Sectionalized Form 10-Ks in plain text. Each filing is split into separate items. We have the Item IDs, too. Request collaboration via email.
Shared here are my review notes and summaries for some courses I have taken. Hope you will find one helpful.
"Learn a course as if you are to teach it." -- Mingyang Li
CIS545 Big Data Analytics - Spring 2018
This was a fun course to attend.
Term Project Report: Titled "A Quantitative Study On How Emojis' Meanings Shift From West To East," this report innovatively used radar chart to compare how each emoji projects (as in linear algrebra) to five of human's basic emotions (see Ekman’s List of Basic Emotions, 1972) across English-speaking American users on Twitter and Mandarin-speaking Chinese users on Weibo.
Lambda Ratio In ANOVA: A hand-written page detailing how we came to the F distribution deriving from the lambda ratio for the ANOVA example. This is perhaps the most general case we could consider for normally distributed random variables.
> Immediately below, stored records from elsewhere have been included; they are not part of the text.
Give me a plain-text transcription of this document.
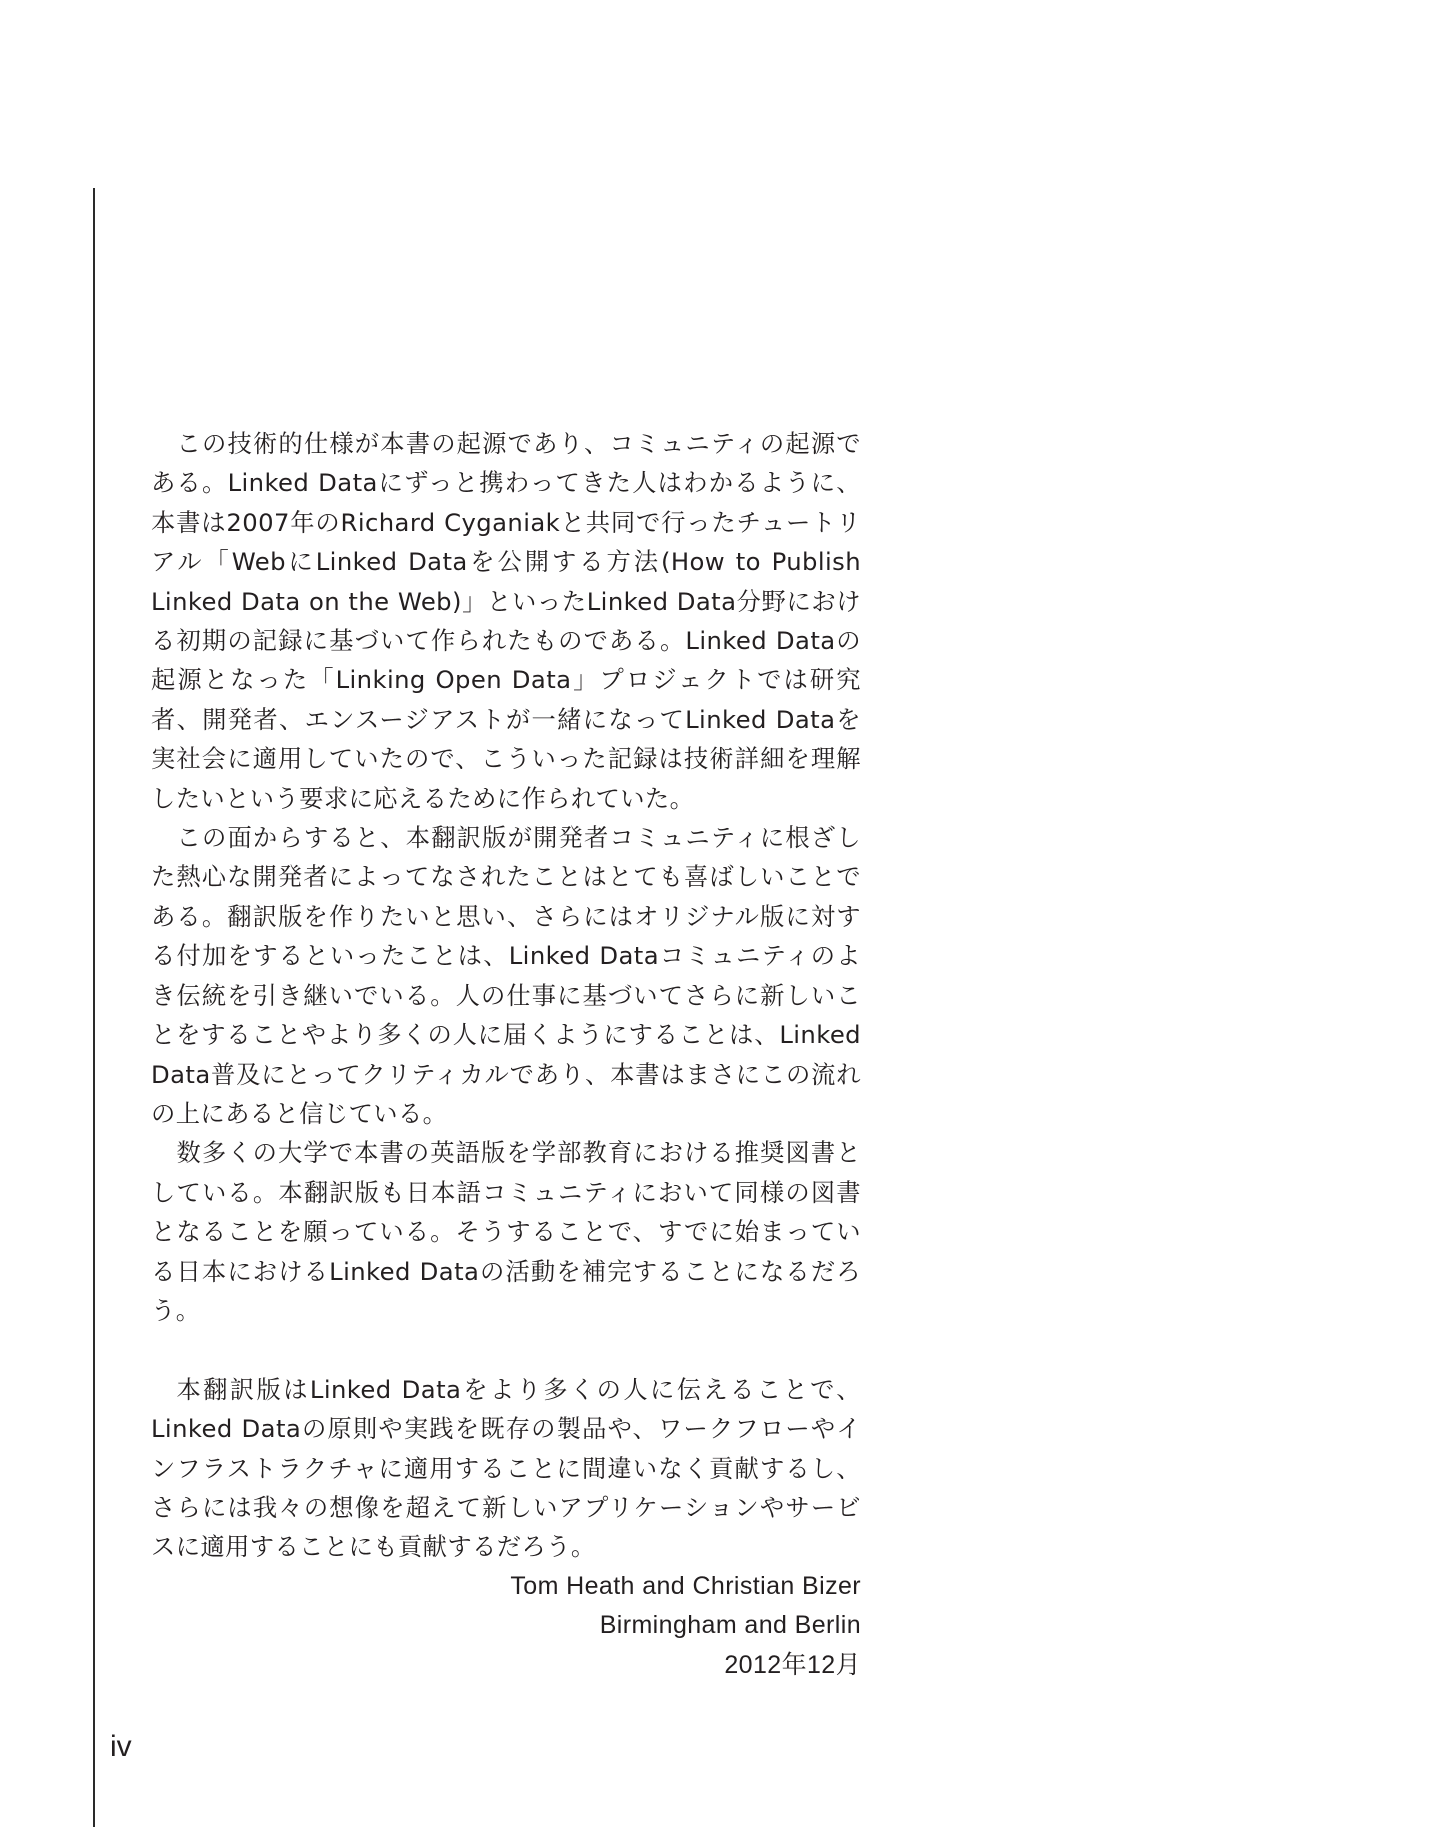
この技術的仕様が本書の起源であり、コミュニティの起源である。Linked Dataにずっと携わってきた人はわかるように、本書は2007年のRichard Cyganiakと共同で行ったチュートリアル「WebにLinked Dataを公開する方法(How to Publish Linked Data on the Web)」といったLinked Data分野における初期の記録に基づいて作られたものである。Linked Dataの起源となった「Linking Open Data」プロジェクトでは研究者、開発者、エンスージアストが一緒になってLinked Dataを実社会に適用していたので、こういった記録は技術詳細を理解したいという要求に応えるために作られていた。

この面からすると、本翻訳版が開発者コミュニティに根ざした熱心な開発者によってなされたことはとても喜ばしいことである。翻訳版を作りたいと思い、さらにはオリジナル版に対する付加をするといったことは、Linked Dataコミュニティのよき伝統を引き継いでいる。人の仕事に基づいてさらに新しいことをすることやより多くの人に届くようにすることは、Linked Data普及にとってクリティカルであり、本書はまさにこの流れの上にあると信じている。

数多くの大学で本書の英語版を学部教育における推奨図書としている。本翻訳版も日本語コミュニティにおいて同様の図書となることを願っている。そうすることで、すでに始まっている日本におけるLinked Dataの活動を補完することになるだろう。

本翻訳版はLinked Dataをより多くの人に伝えることで、Linked Dataの原則や実践を既存の製品や、ワークフローやインフラストラクチャに適用することに間違いなく貢献するし、さらには我々の想像を超えて新しいアプリケーションやサービスに適用することにも貢献するだろう。

Tom Heath and Christian Bizer
Birmingham and Berlin
2012年12月
iv
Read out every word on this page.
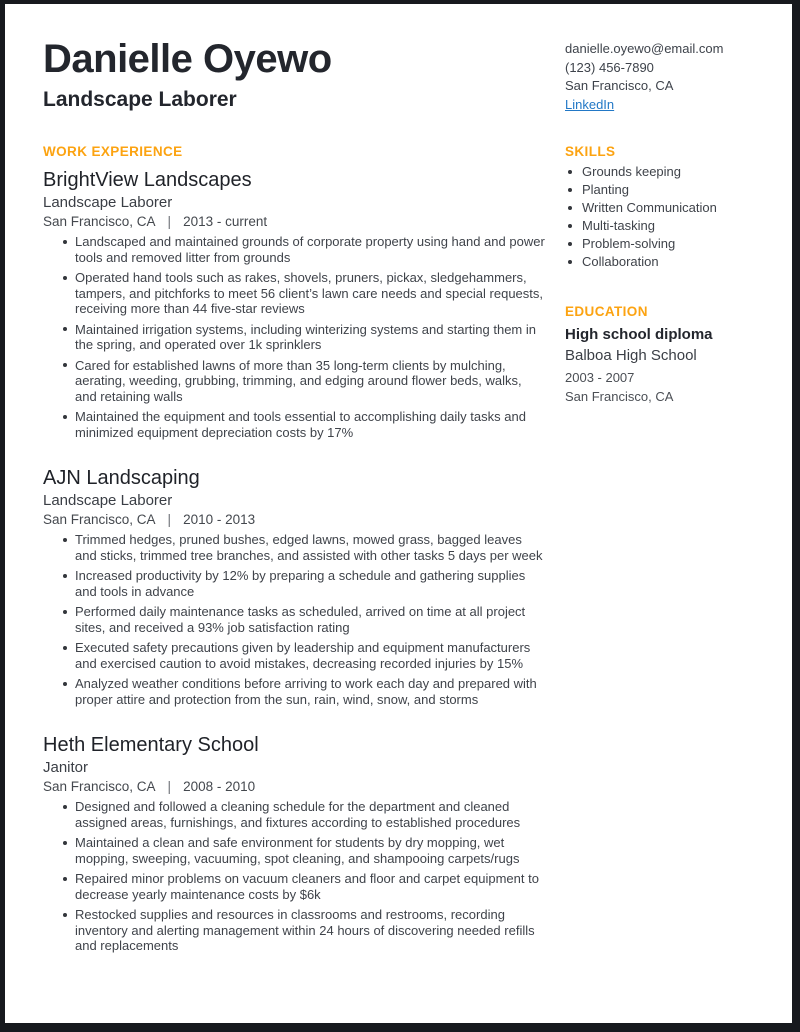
Danielle Oyewo
Landscape Laborer
danielle.oyewo@email.com
(123) 456-7890
San Francisco, CA
LinkedIn
WORK EXPERIENCE
BrightView Landscapes
Landscape Laborer
San Francisco, CA | 2013 - current
Landscaped and maintained grounds of corporate property using hand and power tools and removed litter from grounds
Operated hand tools such as rakes, shovels, pruners, pickax, sledgehammers, tampers, and pitchforks to meet 56 client’s lawn care needs and special requests, receiving more than 44 five-star reviews
Maintained irrigation systems, including winterizing systems and starting them in the spring, and operated over 1k sprinklers
Cared for established lawns of more than 35 long-term clients by mulching, aerating, weeding, grubbing, trimming, and edging around flower beds, walks, and retaining walls
Maintained the equipment and tools essential to accomplishing daily tasks and minimized equipment depreciation costs by 17%
AJN Landscaping
Landscape Laborer
San Francisco, CA | 2010 - 2013
Trimmed hedges, pruned bushes, edged lawns, mowed grass, bagged leaves and sticks, trimmed tree branches, and assisted with other tasks 5 days per week
Increased productivity by 12% by preparing a schedule and gathering supplies and tools in advance
Performed daily maintenance tasks as scheduled, arrived on time at all project sites, and received a 93% job satisfaction rating
Executed safety precautions given by leadership and equipment manufacturers and exercised caution to avoid mistakes, decreasing recorded injuries by 15%
Analyzed weather conditions before arriving to work each day and prepared with proper attire and protection from the sun, rain, wind, snow, and storms
Heth Elementary School
Janitor
San Francisco, CA | 2008 - 2010
Designed and followed a cleaning schedule for the department and cleaned assigned areas, furnishings, and fixtures according to established procedures
Maintained a clean and safe environment for students by dry mopping, wet mopping, sweeping, vacuuming, spot cleaning, and shampooing carpets/rugs
Repaired minor problems on vacuum cleaners and floor and carpet equipment to decrease yearly maintenance costs by $6k
Restocked supplies and resources in classrooms and restrooms, recording inventory and alerting management within 24 hours of discovering needed refills and replacements
SKILLS
Grounds keeping
Planting
Written Communication
Multi-tasking
Problem-solving
Collaboration
EDUCATION
High school diploma
Balboa High School
2003 - 2007
San Francisco, CA
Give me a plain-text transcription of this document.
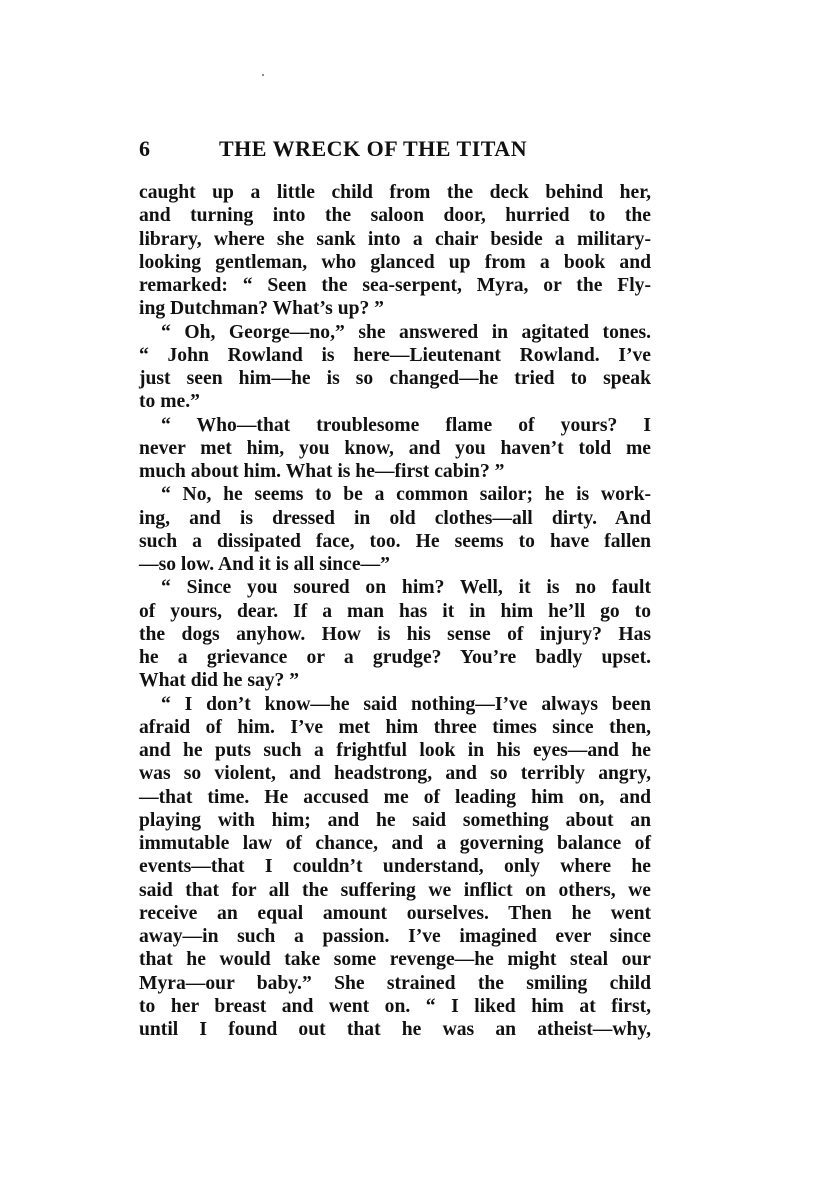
6	THE WRECK OF THE TITAN
caught up a little child from the deck behind her,
and turning into the saloon door, hurried to the
library, where she sank into a chair beside a military-
looking gentleman, who glanced up from a book and
remarked: “ Seen the sea-serpent, Myra, or the Fly-
ing Dutchman? What’s up? ”
“ Oh, George—no,” she answered in agitated tones.
“ John Rowland is here—Lieutenant Rowland. I’ve
just seen him—he is so changed—he tried to speak
to me.”
“ Who—that troublesome flame of yours? I
never met him, you know, and you haven’t told me
much about him. What is he—first cabin? ”
“ No, he seems to be a common sailor; he is work-
ing, and is dressed in old clothes—all dirty. And
such a dissipated face, too. He seems to have fallen
—so low. And it is all since—”
“ Since you soured on him? Well, it is no fault
of yours, dear. If a man has it in him he’ll go to
the dogs anyhow. How is his sense of injury? Has
he a grievance or a grudge? You’re badly upset.
What did he say? ”
“ I don’t know—he said nothing—I’ve always been
afraid of him. I’ve met him three times since then,
and he puts such a frightful look in his eyes—and he
was so violent, and headstrong, and so terribly angry,
—that time. He accused me of leading him on, and
playing with him; and he said something about an
immutable law of chance, and a governing balance of
events—that I couldn’t understand, only where he
said that for all the suffering we inflict on others, we
receive an equal amount ourselves. Then he went
away—in such a passion. I’ve imagined ever since
that he would take some revenge—he might steal our
Myra—our baby.” She strained the smiling child
to her breast and went on. “ I liked him at first,
until I found out that he was an atheist—why,
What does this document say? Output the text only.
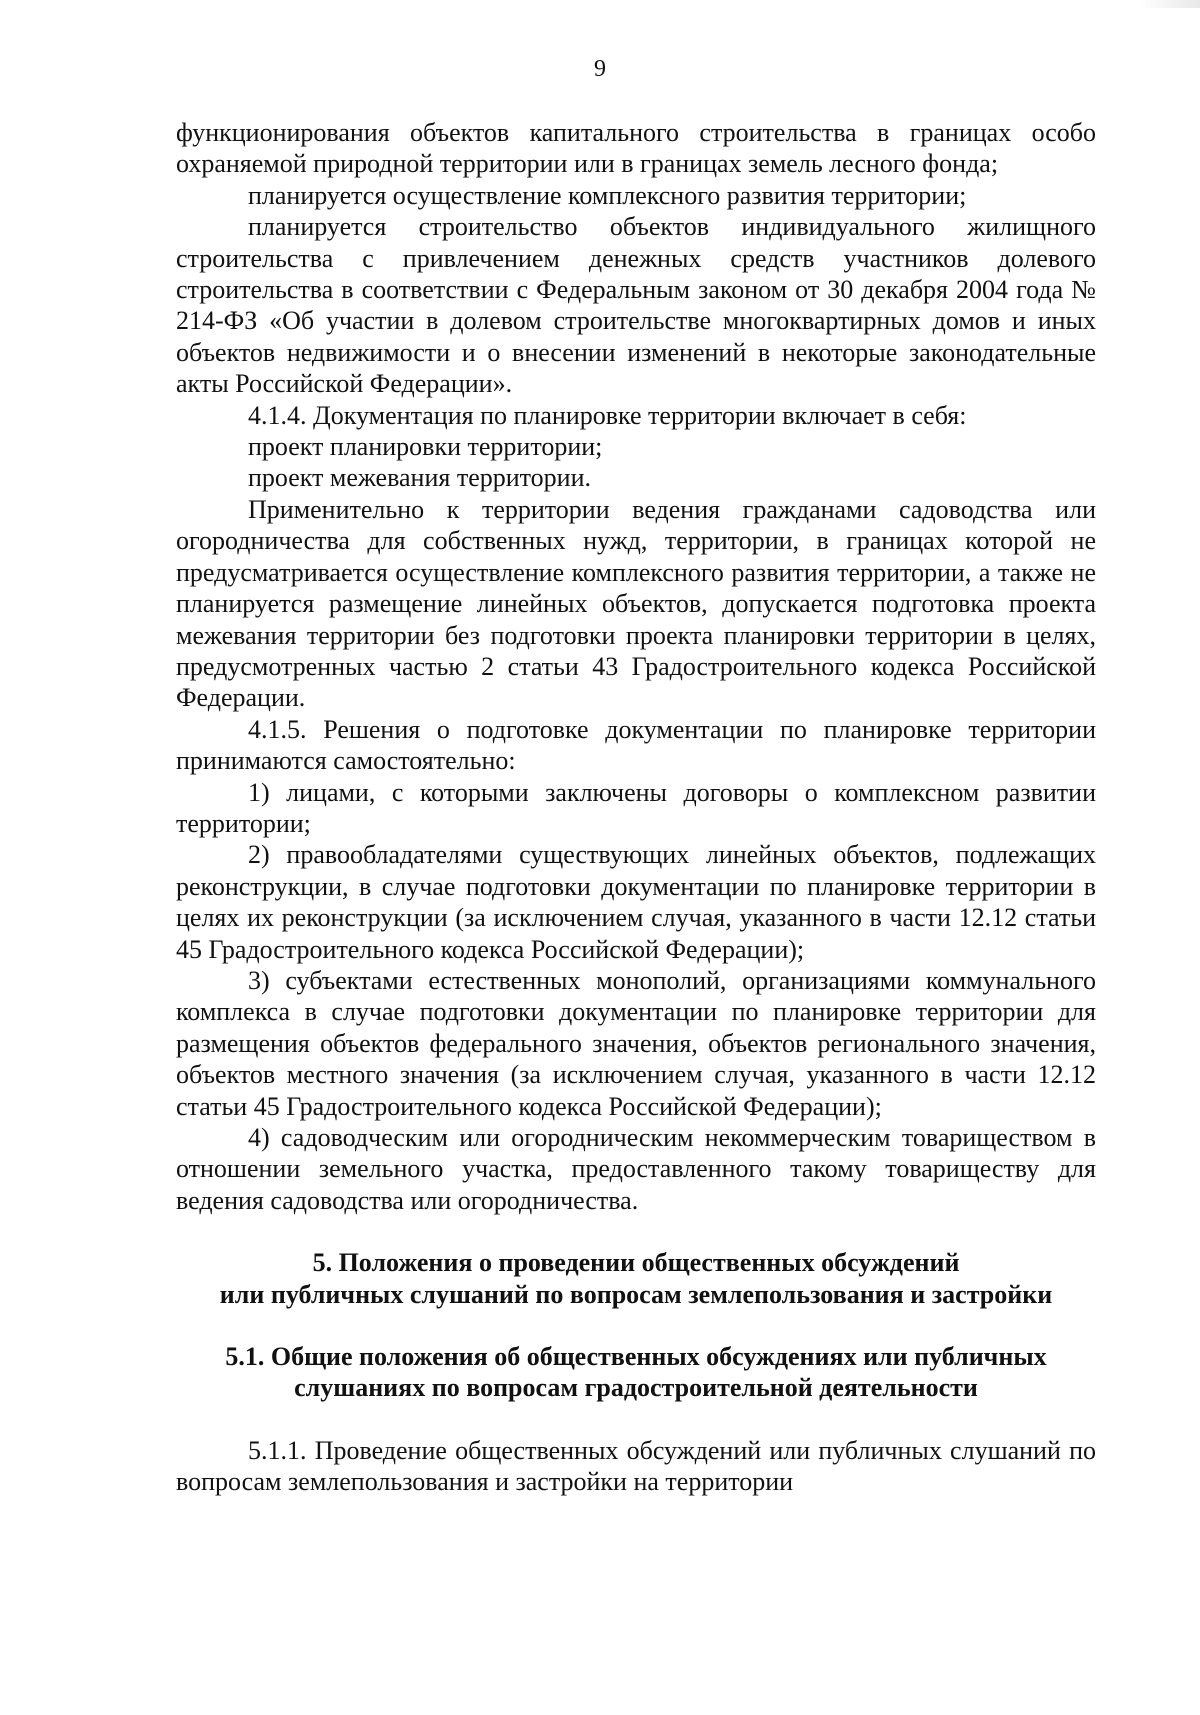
9

функционирования объектов капитального строительства в границах особо охраняемой природной территории или в границах земель лесного фонда;

планируется осуществление комплексного развития территории;

планируется строительство объектов индивидуального жилищного строительства с привлечением денежных средств участников долевого строительства в соответствии с Федеральным законом от 30 декабря 2004 года № 214-ФЗ «Об участии в долевом строительстве многоквартирных домов и иных объектов недвижимости и о внесении изменений в некоторые законодательные акты Российской Федерации».

4.1.4. Документация по планировке территории включает в себя:

проект планировки территории;

проект межевания территории.

Применительно к территории ведения гражданами садоводства или огородничества для собственных нужд, территории, в границах которой не предусматривается осуществление комплексного развития территории, а также не планируется размещение линейных объектов, допускается подготовка проекта межевания территории без подготовки проекта планировки территории в целях, предусмотренных частью 2 статьи 43 Градостроительного кодекса Российской Федерации.

4.1.5. Решения о подготовке документации по планировке территории принимаются самостоятельно:

1) лицами, с которыми заключены договоры о комплексном развитии территории;

2) правообладателями существующих линейных объектов, подлежащих реконструкции, в случае подготовки документации по планировке территории в целях их реконструкции (за исключением случая, указанного в части 12.12 статьи 45 Градостроительного кодекса Российской Федерации);

3) субъектами естественных монополий, организациями коммунального комплекса в случае подготовки документации по планировке территории для размещения объектов федерального значения, объектов регионального значения, объектов местного значения (за исключением случая, указанного в части 12.12 статьи 45 Градостроительного кодекса Российской Федерации);

4) садоводческим или огородническим некоммерческим товариществом в отношении земельного участка, предоставленного такому товариществу для ведения садоводства или огородничества.

5. Положения о проведении общественных обсуждений
или публичных слушаний по вопросам землепользования и застройки
5.1. Общие положения об общественных обсуждениях или публичных
слушаниях по вопросам градостроительной деятельности

5.1.1. Проведение общественных обсуждений или публичных слушаний по вопросам землепользования и застройки на территории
Lambda Ratio In Regression: A hand-written page detailing how we came to the T distribution deriving from the lambda ratio for the linear regression example.
CIS550 Database - Fall 2017
"A SQL query goes into a bar, walks up to two tables and asks, 'can I join you?'" -- Anonymous
How To Properly Answer Questions: Lacking formal former education in computer sicence, I found myself in need of explicitly writing down how I should phrase myself for answering many questions. Source.